Si diede  così forma ad una straordinaria “Quadreria”
per consentire una agevole visita ai critici, ai giornalisti e ai rappresentanti delle istituzioni e della cultura. Le immagini dei quadri sulle pareti - da vedere con un click  - propongono diversi scorci della collezione che convinse gli addetti ai lavori a sostenere e patrocinare la Riscoperta delle opere di Christian Hess.

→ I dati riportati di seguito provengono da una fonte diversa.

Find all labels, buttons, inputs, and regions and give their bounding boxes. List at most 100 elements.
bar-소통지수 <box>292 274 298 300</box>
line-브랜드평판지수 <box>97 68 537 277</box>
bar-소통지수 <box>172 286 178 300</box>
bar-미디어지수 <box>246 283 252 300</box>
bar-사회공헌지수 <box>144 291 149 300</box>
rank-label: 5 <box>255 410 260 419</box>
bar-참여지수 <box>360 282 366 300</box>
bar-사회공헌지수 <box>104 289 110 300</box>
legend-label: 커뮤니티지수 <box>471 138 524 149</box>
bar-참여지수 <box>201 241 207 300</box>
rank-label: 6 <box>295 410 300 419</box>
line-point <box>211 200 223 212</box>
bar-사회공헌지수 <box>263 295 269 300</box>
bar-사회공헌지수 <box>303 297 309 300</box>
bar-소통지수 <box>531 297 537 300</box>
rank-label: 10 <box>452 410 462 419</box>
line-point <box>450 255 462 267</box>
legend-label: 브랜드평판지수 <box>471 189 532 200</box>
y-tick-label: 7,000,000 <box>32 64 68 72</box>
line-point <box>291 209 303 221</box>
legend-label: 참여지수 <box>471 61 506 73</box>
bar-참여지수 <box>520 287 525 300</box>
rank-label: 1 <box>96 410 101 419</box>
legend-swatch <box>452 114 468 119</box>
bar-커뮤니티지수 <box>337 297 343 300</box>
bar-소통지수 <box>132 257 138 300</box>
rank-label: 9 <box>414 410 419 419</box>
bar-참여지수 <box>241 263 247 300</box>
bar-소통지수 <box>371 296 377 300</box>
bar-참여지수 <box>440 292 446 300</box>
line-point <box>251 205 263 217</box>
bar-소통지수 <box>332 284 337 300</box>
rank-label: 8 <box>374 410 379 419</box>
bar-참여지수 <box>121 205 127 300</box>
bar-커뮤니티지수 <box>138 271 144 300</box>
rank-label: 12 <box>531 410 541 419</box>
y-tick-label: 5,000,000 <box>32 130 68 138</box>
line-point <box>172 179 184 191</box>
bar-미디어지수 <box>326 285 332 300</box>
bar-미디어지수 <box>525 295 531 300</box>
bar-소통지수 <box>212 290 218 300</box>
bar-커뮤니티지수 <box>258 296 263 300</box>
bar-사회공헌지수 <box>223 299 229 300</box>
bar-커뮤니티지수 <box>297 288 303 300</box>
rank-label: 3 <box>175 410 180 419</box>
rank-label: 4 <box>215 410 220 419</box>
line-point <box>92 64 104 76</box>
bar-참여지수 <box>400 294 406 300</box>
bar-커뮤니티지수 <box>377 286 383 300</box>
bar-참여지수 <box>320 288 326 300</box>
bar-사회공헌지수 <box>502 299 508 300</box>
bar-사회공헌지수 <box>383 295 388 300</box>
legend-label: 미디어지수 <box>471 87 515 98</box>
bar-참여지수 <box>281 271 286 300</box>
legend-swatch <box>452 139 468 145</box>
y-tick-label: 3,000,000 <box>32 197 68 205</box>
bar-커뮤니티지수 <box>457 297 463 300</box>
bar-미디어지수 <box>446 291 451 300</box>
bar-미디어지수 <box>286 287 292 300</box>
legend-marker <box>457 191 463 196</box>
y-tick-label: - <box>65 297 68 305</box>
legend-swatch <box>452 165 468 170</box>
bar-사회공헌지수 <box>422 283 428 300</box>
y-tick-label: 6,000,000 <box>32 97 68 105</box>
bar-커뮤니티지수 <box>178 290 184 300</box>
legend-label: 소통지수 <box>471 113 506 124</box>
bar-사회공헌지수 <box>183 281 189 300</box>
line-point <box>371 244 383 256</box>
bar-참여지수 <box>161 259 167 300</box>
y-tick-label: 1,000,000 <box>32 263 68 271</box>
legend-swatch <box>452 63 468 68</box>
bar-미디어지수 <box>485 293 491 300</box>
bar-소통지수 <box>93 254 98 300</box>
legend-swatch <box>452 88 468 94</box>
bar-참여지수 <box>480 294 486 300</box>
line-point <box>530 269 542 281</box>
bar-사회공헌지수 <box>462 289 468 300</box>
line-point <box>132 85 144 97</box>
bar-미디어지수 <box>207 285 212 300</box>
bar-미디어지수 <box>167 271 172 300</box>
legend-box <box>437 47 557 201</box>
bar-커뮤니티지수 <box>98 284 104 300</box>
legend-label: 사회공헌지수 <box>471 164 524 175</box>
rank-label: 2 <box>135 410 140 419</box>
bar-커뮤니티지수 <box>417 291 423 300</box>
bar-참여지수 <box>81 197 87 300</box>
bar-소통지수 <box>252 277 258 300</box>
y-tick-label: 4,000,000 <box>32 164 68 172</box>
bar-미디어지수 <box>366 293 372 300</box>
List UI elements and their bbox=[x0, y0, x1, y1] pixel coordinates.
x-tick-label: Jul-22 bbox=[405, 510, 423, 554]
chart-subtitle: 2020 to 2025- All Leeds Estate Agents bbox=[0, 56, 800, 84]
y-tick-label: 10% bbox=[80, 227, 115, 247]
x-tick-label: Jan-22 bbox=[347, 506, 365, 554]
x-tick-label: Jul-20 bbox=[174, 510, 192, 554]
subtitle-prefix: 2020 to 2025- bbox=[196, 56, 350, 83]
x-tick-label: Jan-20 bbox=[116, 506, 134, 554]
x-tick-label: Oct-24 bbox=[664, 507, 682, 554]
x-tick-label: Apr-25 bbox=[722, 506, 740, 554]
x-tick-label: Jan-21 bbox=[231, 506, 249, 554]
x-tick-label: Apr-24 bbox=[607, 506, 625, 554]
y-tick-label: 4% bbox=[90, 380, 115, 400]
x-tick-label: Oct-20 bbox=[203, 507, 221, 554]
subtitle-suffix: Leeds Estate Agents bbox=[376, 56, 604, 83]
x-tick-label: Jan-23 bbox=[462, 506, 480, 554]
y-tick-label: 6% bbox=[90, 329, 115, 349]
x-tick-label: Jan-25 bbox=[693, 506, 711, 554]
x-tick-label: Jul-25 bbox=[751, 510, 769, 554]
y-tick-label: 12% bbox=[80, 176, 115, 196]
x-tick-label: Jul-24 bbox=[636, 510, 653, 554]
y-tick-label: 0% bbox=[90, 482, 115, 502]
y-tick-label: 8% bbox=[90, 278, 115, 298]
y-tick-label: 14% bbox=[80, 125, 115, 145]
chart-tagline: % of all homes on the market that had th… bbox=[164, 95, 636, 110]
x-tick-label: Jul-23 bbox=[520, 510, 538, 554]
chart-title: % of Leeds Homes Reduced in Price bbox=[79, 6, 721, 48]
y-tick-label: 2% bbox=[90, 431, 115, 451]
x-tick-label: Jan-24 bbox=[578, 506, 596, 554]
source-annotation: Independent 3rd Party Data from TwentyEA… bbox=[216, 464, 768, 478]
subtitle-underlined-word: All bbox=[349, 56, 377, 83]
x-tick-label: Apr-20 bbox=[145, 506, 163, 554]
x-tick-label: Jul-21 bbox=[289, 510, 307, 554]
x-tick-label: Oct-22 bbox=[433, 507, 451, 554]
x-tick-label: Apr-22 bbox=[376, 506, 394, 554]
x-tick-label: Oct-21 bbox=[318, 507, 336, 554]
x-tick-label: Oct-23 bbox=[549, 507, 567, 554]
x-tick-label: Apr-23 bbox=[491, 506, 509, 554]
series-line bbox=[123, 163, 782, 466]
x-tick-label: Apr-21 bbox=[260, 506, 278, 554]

Per rendere in maniera  più accattivante quest’ultimo sistema mediatico pensai di applicare ad ognuna delle trasparenze la corrispettiva didascalia bilingue, in tedesco e italiano con le misure del quadro. In tipografia feci quindi stampare su pellicola, per un certo gruppo di opere, tutti i sottotitoli in negativo che ritagliai e applicai nei telaini alla base delle trasparenze. Sottotitolai circa 80 soggetti, compresi alcuni dettagli, ponendoli in tre custodie “magazin 77”della “Rollei-Werke Franke & Heidecke Braunschweig”, pronti per la proiezione da mostrare a critici d’arte, galleristi, istituzioni pubbliche e alla stampa.  A quei tempi - erano i primi Anni 70 - il metodo si poteva considerare d'avanguardia. In tal modo risultavano potenziati i canali di comunicazione che inizialmente erano stati aperti dai due album monografici illustrati con la raccolta di documenti, foto d’archivio e con le immagini delle opere non ancora restaurate.